Metastatic melanoma is a fatal disease with a rapid systemic dissemination. The most frequent target sites are the liver, bone, and brain. Melanoma metastases represent a heterogeneous cell population, which associates with genomic instability and resistance to therapy. Interaction of melanoma cells with the hepatic sinusoidal endothelium initiates a signaling cascade involving cytokines, growth factors, bioactive lipids, and reactive oxygen and nitrogen species produced by the cancer cell, the endothelium, and also by different immune cells. Endothelial cell-derived NO and H₂O₂ and the action of immune cells cause the death of most melanoma cells that reach the hepatic microvascularization. Surviving melanoma cells attached to the endothelium of pre-capillary arterioles or sinusoids may follow two mechanisms of extravasation: a) migration through vessel fenestrae or b) intravascular proliferation followed by vessel rupture and microinflammation. Invading melanoma cells first form micrometastases within the normal lobular hepatic architecture via a mechanism regulated by cross-talk with the stroma and multiple microenvironment-related molecular signals. In this review special emphasis is placed on neuroendocrine (systemic) mechanisms as potential promoters of liver metastatic growth. Growing metastatic cells undergo functional and metabolic changes that increase their capacity to withstand oxidative/nitrosative stress, which favors their survival. This adaptive process also involves upregulation of Bcl-2-related antideath mechanisms, which seems to lead to the generation of more resistant cell subclones.

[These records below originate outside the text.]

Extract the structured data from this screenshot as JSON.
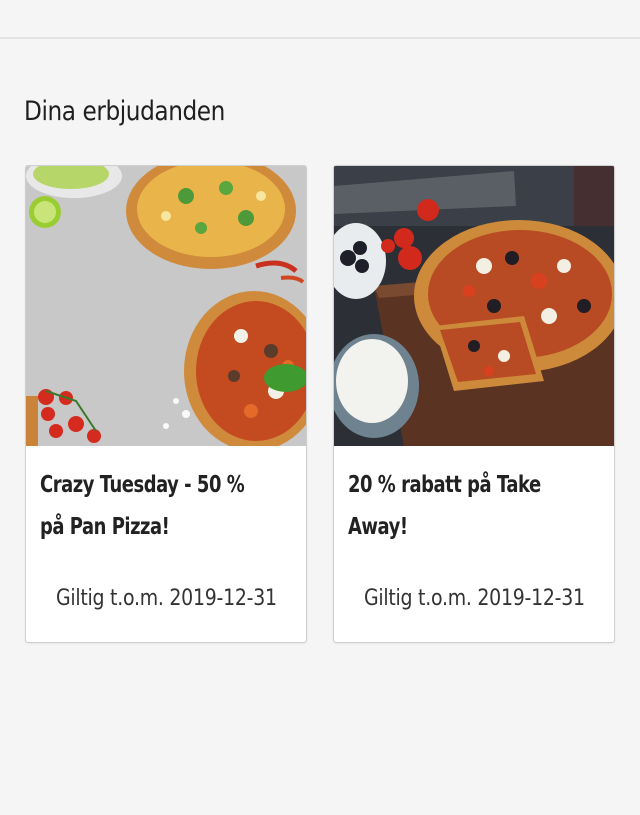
{
  "section": {
    "title": "Dina erbjudanden"
  },
  "offers": [
    {
      "title": "Crazy Tuesday - 50 % på Pan Pizza!",
      "validity": "Giltig t.o.m. 2019-12-31",
      "image": "pizzas-on-concrete-photo"
    },
    {
      "title": "20 % rabatt på Take Away!",
      "validity": "Giltig t.o.m. 2019-12-31",
      "image": "pan-pizza-on-board-photo"
    }
  ],
  "colors": {
    "background": "#f5f5f5",
    "card": "#ffffff",
    "border": "#cfcfcf",
    "text": "#222222"
  }
}
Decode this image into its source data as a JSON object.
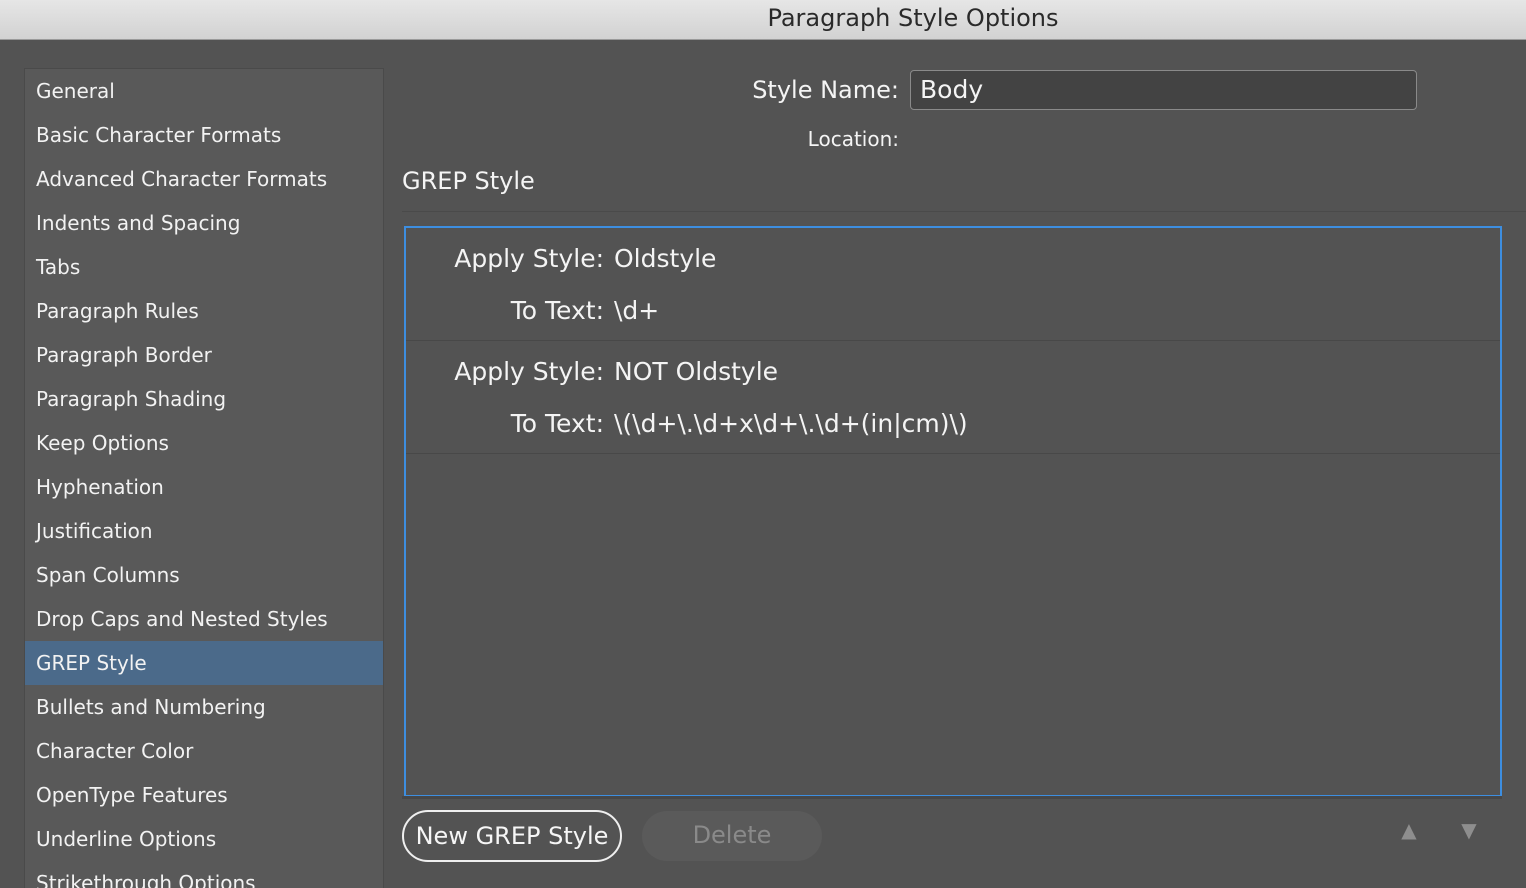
{
  "window": {
    "title": "Paragraph Style Options"
  },
  "sidebar": {
    "items": [
      {
        "label": "General"
      },
      {
        "label": "Basic Character Formats"
      },
      {
        "label": "Advanced Character Formats"
      },
      {
        "label": "Indents and Spacing"
      },
      {
        "label": "Tabs"
      },
      {
        "label": "Paragraph Rules"
      },
      {
        "label": "Paragraph Border"
      },
      {
        "label": "Paragraph Shading"
      },
      {
        "label": "Keep Options"
      },
      {
        "label": "Hyphenation"
      },
      {
        "label": "Justification"
      },
      {
        "label": "Span Columns"
      },
      {
        "label": "Drop Caps and Nested Styles"
      },
      {
        "label": "GREP Style",
        "selected": true
      },
      {
        "label": "Bullets and Numbering"
      },
      {
        "label": "Character Color"
      },
      {
        "label": "OpenType Features"
      },
      {
        "label": "Underline Options"
      },
      {
        "label": "Strikethrough Options"
      }
    ]
  },
  "header": {
    "style_name_label": "Style Name:",
    "style_name_value": "Body",
    "location_label": "Location:"
  },
  "grep": {
    "section_title": "GREP Style",
    "rules": [
      {
        "apply_label": "Apply Style:",
        "apply_value": "Oldstyle",
        "text_label": "To Text:",
        "text_value": "\\d+"
      },
      {
        "apply_label": "Apply Style:",
        "apply_value": "NOT Oldstyle",
        "text_label": "To Text:",
        "text_value": "\\(\\d+\\.\\d+x\\d+\\.\\d+(in|cm)\\)"
      }
    ],
    "new_button_label": "New GREP Style",
    "delete_button_label": "Delete",
    "move_up_icon": "▲",
    "move_down_icon": "▼"
  },
  "colors": {
    "background": "#535353",
    "selection": "#4b6a8a",
    "focus_border": "#3d8ee0"
  }
}
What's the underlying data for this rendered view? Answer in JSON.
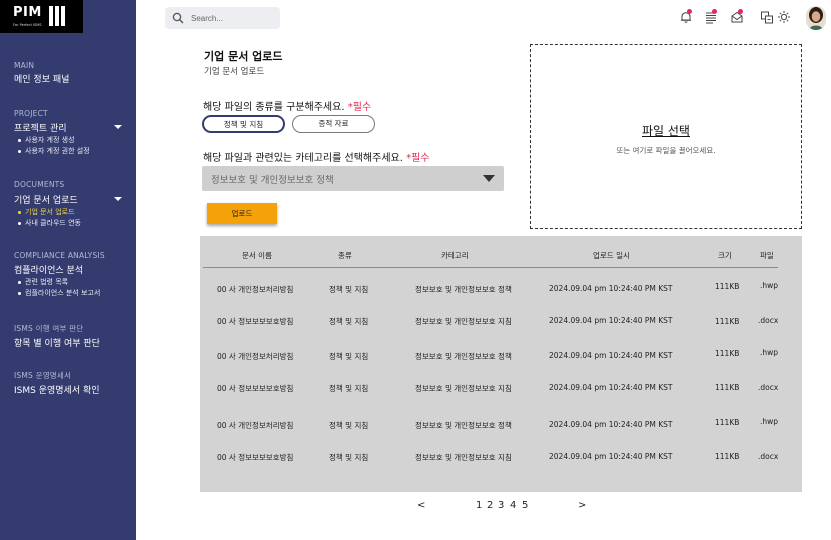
{
  "sidebar": {
    "logo": {
      "text": "PIM",
      "subtext": "For Perfect ISMS"
    },
    "sections": [
      {
        "label": "MAIN",
        "title": "메인 정보 패널",
        "items": []
      },
      {
        "label": "PROJECT",
        "title": "프로젝트 관리",
        "items": [
          "사용자 계정 생성",
          "사용자 계정 권한 설정"
        ]
      },
      {
        "label": "DOCUMENTS",
        "title": "기업 문서 업로드",
        "items": [
          "기업 문서 업로드",
          "사내 클라우드 연동"
        ]
      },
      {
        "label": "COMPLIANCE ANALYSIS",
        "title": "컴플라이언스 분석",
        "items": [
          "관련 법령 목록",
          "컴플라이언스 분석 보고서"
        ]
      },
      {
        "label": "ISMS 이행 여부 판단",
        "title": "항목 별 이행 여부 판단",
        "items": []
      },
      {
        "label": "ISMS 운영명세서",
        "title": "ISMS 운영명세서 확인",
        "items": []
      }
    ]
  },
  "topbar": {
    "search_placeholder": "Search...",
    "icons": [
      "bell-icon",
      "checklist-icon",
      "mail-icon",
      "translate-icon",
      "brightness-icon"
    ]
  },
  "page": {
    "title": "기업 문서 업로드",
    "breadcrumb": "기업 문서 업로드"
  },
  "form": {
    "type_question": "해당 파일의 종류를 구분해주세요.",
    "category_question": "해당 파일과 관련있는 카테고리를 선택해주세요.",
    "required": "*필수",
    "types": [
      "정책 및 지침",
      "증적 자료"
    ],
    "category_value": "정보보호 및 개인정보보호 정책",
    "upload_label": "업로드"
  },
  "dropzone": {
    "title": "파일 선택",
    "subtitle": "또는 여기로 파일을 끌어오세요."
  },
  "table": {
    "headers": [
      "문서 이름",
      "종류",
      "카테고리",
      "업로드 일시",
      "크기",
      "파일"
    ],
    "rows": [
      [
        "00 사 개인정보처리방침",
        "정책 및 지침",
        "정보보호 및 개인정보보호 정책",
        "2024.09.04 pm 10:24:40 PM KST",
        "111KB",
        ".hwp"
      ],
      [
        "00 사 정보보보보호방침",
        "정책 및 지침",
        "정보보호 및 개인정보보호 지침",
        "2024.09.04 pm 10:24:40 PM KST",
        "111KB",
        ".docx"
      ],
      [
        "00 사 개인정보처리방침",
        "정책 및 지침",
        "정보보호 및 개인정보보호 정책",
        "2024.09.04 pm 10:24:40 PM KST",
        "111KB",
        ".hwp"
      ],
      [
        "00 사 정보보보보호방침",
        "정책 및 지침",
        "정보보호 및 개인정보보호 지침",
        "2024.09.04 pm 10:24:40 PM KST",
        "111KB",
        ".docx"
      ],
      [
        "00 사 개인정보처리방침",
        "정책 및 지침",
        "정보보호 및 개인정보보호 정책",
        "2024.09.04 pm 10:24:40 PM KST",
        "111KB",
        ".hwp"
      ],
      [
        "00 사 정보보보보호방침",
        "정책 및 지침",
        "정보보호 및 개인정보보호 지침",
        "2024.09.04 pm 10:24:40 PM KST",
        "111KB",
        ".docx"
      ]
    ]
  },
  "pagination": {
    "prev": "<",
    "pages": [
      "1",
      "2",
      "3",
      "4",
      "5"
    ],
    "next": ">"
  },
  "colors": {
    "sidebar_bg": "#343b6e",
    "accent_yellow": "#f2d34b",
    "required_red": "#e0284f",
    "upload_orange": "#f5a20a",
    "table_bg": "#d3d3d3",
    "notification_dot": "#e5285a"
  }
}
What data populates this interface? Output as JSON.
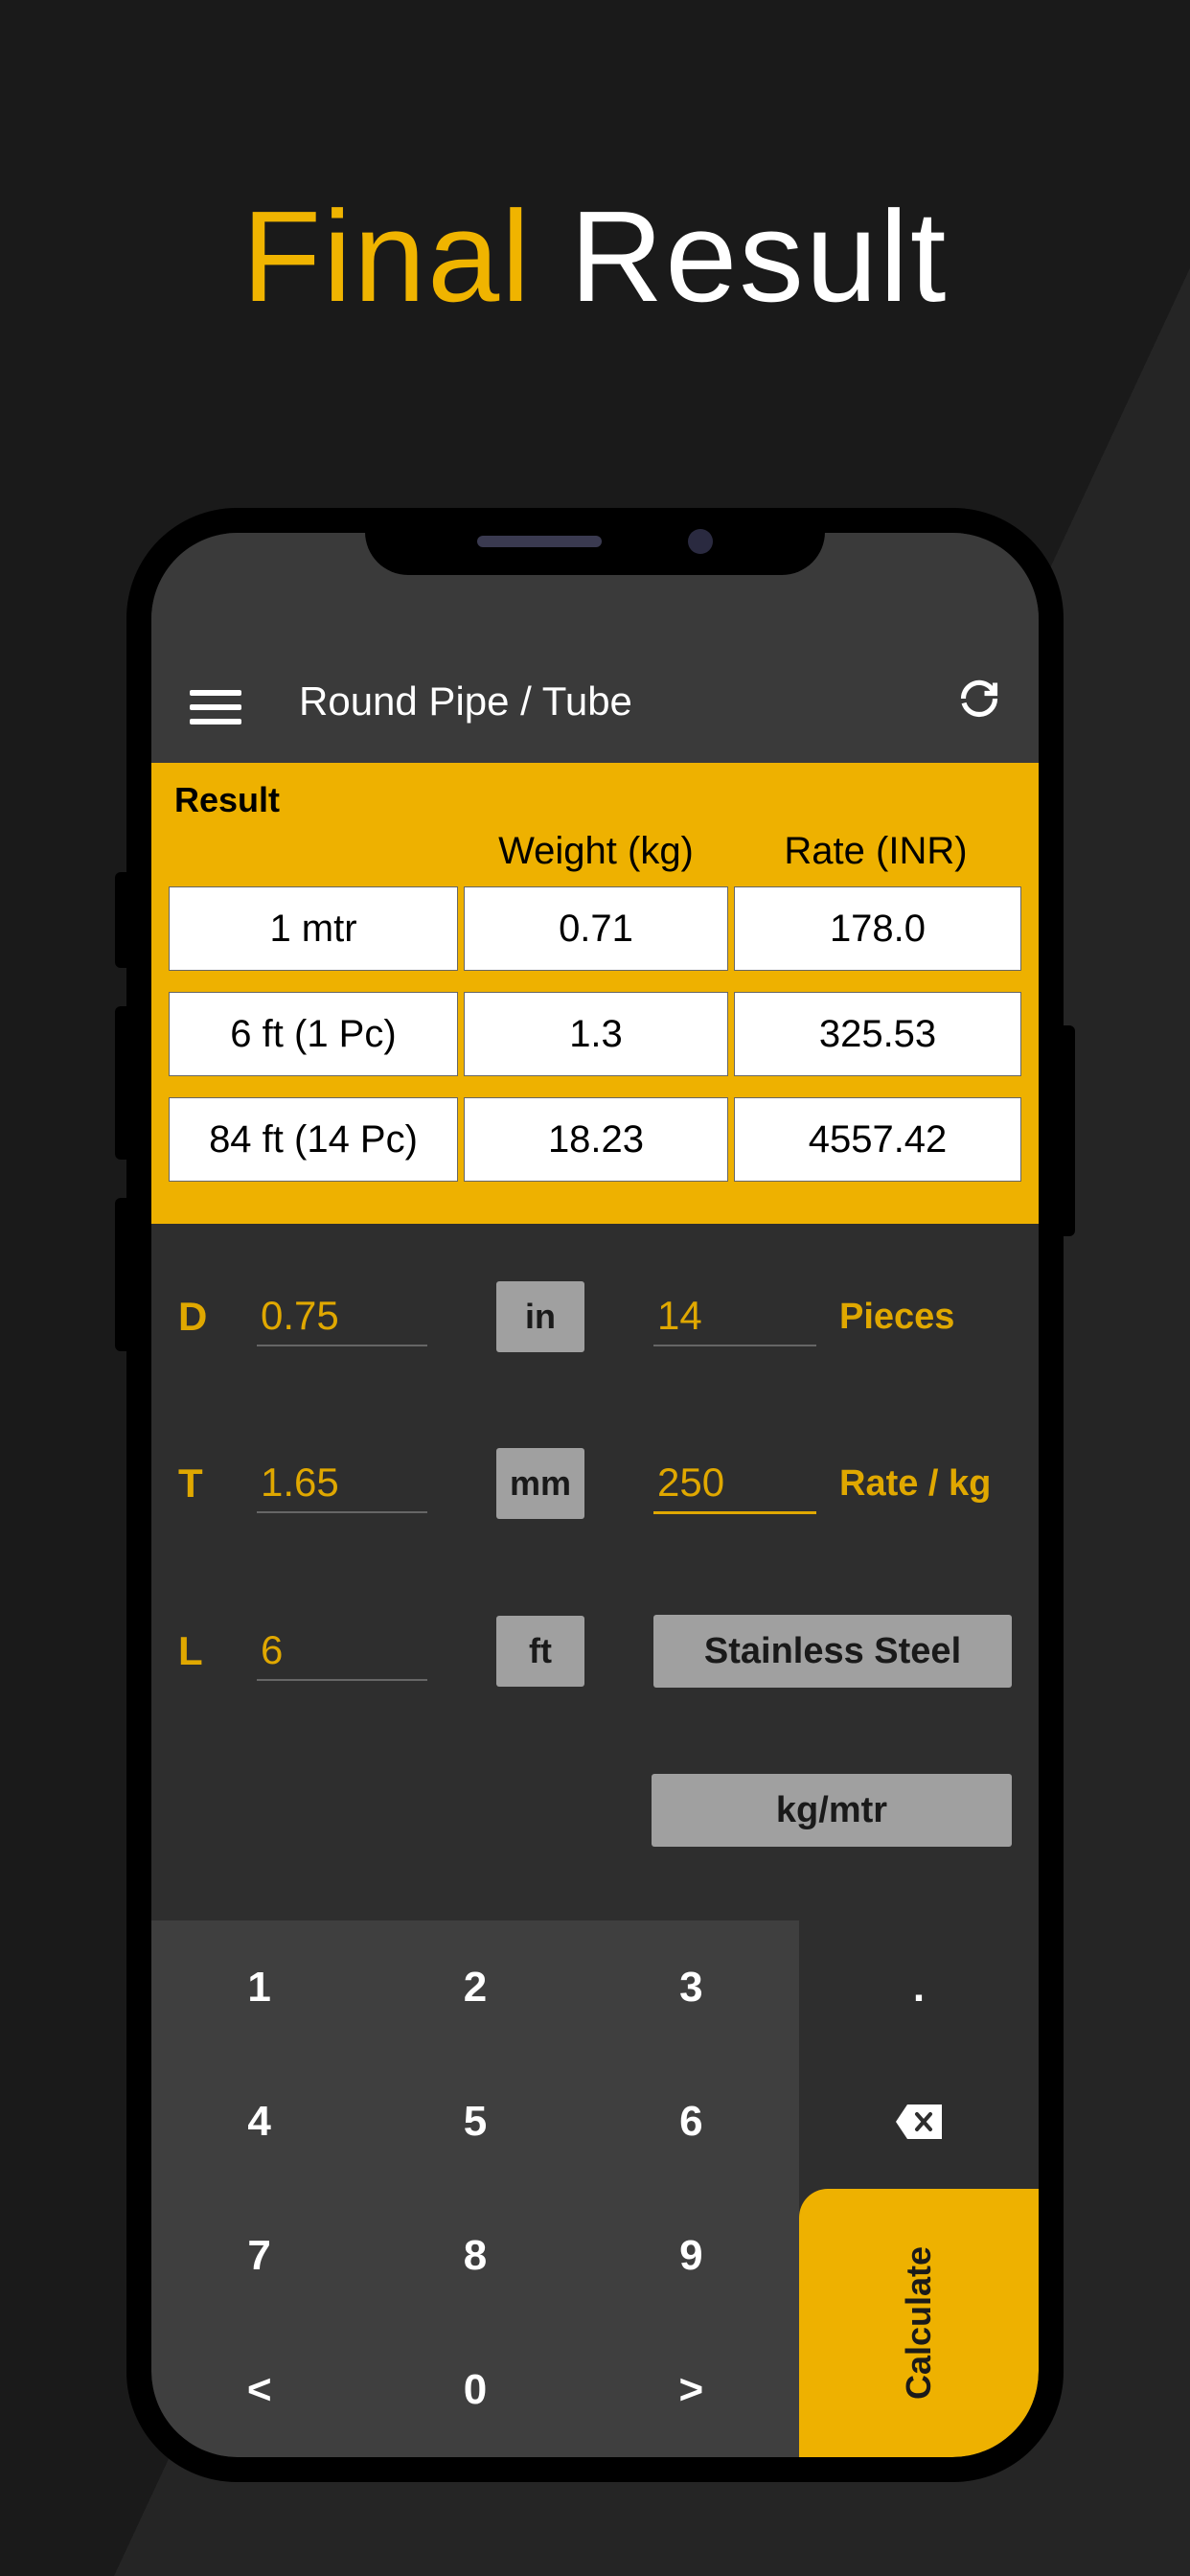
{
  "promo": {
    "word1": "Final",
    "word2": "Result"
  },
  "appbar": {
    "title": "Round Pipe / Tube"
  },
  "result": {
    "label": "Result",
    "headers": {
      "weight": "Weight (kg)",
      "rate": "Rate (INR)"
    },
    "rows": [
      {
        "label": "1 mtr",
        "weight": "0.71",
        "rate": "178.0"
      },
      {
        "label": "6 ft (1 Pc)",
        "weight": "1.3",
        "rate": "325.53"
      },
      {
        "label": "84 ft (14 Pc)",
        "weight": "18.23",
        "rate": "4557.42"
      }
    ]
  },
  "inputs": {
    "d": {
      "label": "D",
      "value": "0.75",
      "unit": "in"
    },
    "t": {
      "label": "T",
      "value": "1.65",
      "unit": "mm"
    },
    "l": {
      "label": "L",
      "value": "6",
      "unit": "ft"
    },
    "pieces": {
      "value": "14",
      "label": "Pieces"
    },
    "rate": {
      "value": "250",
      "label": "Rate / kg"
    },
    "material": "Stainless Steel",
    "output_unit": "kg/mtr"
  },
  "keypad": {
    "keys": [
      "1",
      "2",
      "3",
      "4",
      "5",
      "6",
      "7",
      "8",
      "9",
      "<",
      "0",
      ">"
    ],
    "dot": ".",
    "calculate": "Calculate"
  }
}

转移性黑色素瘤是一种具有快速全身传播的致命疾病。最常见的目标部位是肝脏、骨骼和大脑。黑色素瘤转移代表异质细胞群，这与基因组不稳定性和对治疗的抗性有关。黑色素瘤细胞与肝窦内皮的相互作用引发了一个信号级联反应，涉及癌细胞、内皮以及不同免疫细胞产生的细胞因子、生长因子、生物活性脂质和活性氧和氮物质。内皮细胞衍生的 NO 和 H ₂ O ₂免疫细胞的作用导致大多数到达肝脏微血管化的黑色素瘤细胞死亡。附着在毛细血管前小动脉或血窦内皮上的存活黑色素瘤细胞可能遵循两种外渗机制：a) 通过血管窗迁移或 b) 血管内增殖，随后血管破裂和微炎症。侵入的黑色素瘤细胞首先通过与基质的串扰和多种微环境相关分子信号调节的机制在正常的小叶肝结构内形成微转移。在这篇综述中，特别强调了神经内分泌（全身）机制作为肝转移生长的潜在促进剂。生长中的转移性细胞经历功能和代谢变化，增加了它们抵抗氧化/亚硝化应激的能力，这有利于他们的生存。这种适应性过程还涉及 Bcl-2 相关抗死亡机制的上调，这似乎导致产生更具抗性的细胞亚克隆。